You don’t have to be the best investor to make decent returns on your investments. For example, you might wisely choose to buy and hold one of the best Canadian banks — Toronto-Dominion Bank (TSX:TD) — which would have been a fine investment. If you had invested $10,000 in TD stock since 2011, it would be worth about $31,238 today based on a compound annual growth rate (CAGR) of about 9.5%.
The bank stock has been consolidating. Since mid-2022, it has been trading within the range of approximately $76 and $90 per share. It is range-bound from higher uncertainty in the economy. Economists believe both Canada and the United States could experience a recession by next year due partly to the rapid increase of interest rates by the central banks to put inflation under control. This has driven higher interest expense for loans. Consequently, there are higher loan loss provisions, and the bank’s earnings are lowered. At least, in the meantime, shareholders get a dividend income they can rely on. This income is likely to increase over time.
TD Bank’s result results
TD Bank reported its fiscal second-quarter results on May 25. For the fiscal year to date, its adjusted revenue climbed 15% to $25,641 million, but adjusted net income only rose 5% to $7,907 million. Loan loss provisions were $1,289 million (versus $99 million in the prior fiscal year period), and adjusted non-interest expense jumped 11% to $13,234 million, which weighed on earnings. Ultimately, adjusted earnings per share (EPS) were $4.17, up 2% year over year.
In the first half of the fiscal year, TD’s adjusted return on equity was 15.1% versus 15.8% a year ago. At the end of the fiscal second quarter (Q2), its common equity tier-one (CET1) ratio was 15.3% compared with 14.7% a year ago. So, the bank continues to make good returns for its investors and remains well capitalized.
TD stock’s valuation
At $86.14 per share at writing, TD stock trades at about 10.3 times adjusted earnings, which is a discount of about 12% from its long-term normal valuation. It could take three to five years for the reversion to the mean. Indeed, analysts are less bullish about the stock in the near term. Currently, the 12-month consensus price target represents a discount of about 7%. In other words, they believe the stock is fairly priced.
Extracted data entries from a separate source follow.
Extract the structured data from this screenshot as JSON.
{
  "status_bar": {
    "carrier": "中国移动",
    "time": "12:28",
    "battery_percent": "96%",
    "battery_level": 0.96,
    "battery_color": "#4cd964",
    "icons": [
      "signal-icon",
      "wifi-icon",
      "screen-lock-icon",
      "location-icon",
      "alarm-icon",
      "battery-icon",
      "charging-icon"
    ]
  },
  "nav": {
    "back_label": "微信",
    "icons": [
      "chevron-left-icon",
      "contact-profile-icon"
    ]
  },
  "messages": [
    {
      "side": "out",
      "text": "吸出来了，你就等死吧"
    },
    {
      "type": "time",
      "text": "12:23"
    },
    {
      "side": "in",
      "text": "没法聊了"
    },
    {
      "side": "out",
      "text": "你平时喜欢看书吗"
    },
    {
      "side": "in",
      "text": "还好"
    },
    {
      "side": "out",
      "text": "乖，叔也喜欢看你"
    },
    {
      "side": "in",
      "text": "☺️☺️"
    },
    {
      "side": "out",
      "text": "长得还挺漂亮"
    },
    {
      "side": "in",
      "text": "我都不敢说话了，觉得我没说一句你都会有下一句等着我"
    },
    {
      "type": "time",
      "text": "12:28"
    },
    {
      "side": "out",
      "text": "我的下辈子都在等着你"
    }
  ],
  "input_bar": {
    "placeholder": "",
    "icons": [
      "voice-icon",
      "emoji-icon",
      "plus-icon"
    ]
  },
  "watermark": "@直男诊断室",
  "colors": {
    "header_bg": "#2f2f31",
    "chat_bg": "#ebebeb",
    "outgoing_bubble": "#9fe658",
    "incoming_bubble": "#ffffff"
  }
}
What if you invested $10,000 in TD stock today?
A good portion of TD stock’s returns come from its dividends. At writing, it offers a nice dividend yield of almost 4.5%. And its 10-year dividend-growth rate is about 9.4%. Its payout ratio is estimated to be sustainable at roughly 46% of adjusted earnings this year. Furthermore, it has a treasure chest of retained earnings that could help serve as a cushion for its dividend if needed. And the company’s earnings are anticipated to persistently grow for the long haul.
Management’s medium-term goal is to grow its adjusted EPS by 7-10% per year. Let’s say it increased its EPS at a CAGR of 7% over the next five years. It would represent a five-year price target of $129.98. Combined with its dividend yield at writing, it suggests an estimated total return of approximately 13%, which would be quite satisfying.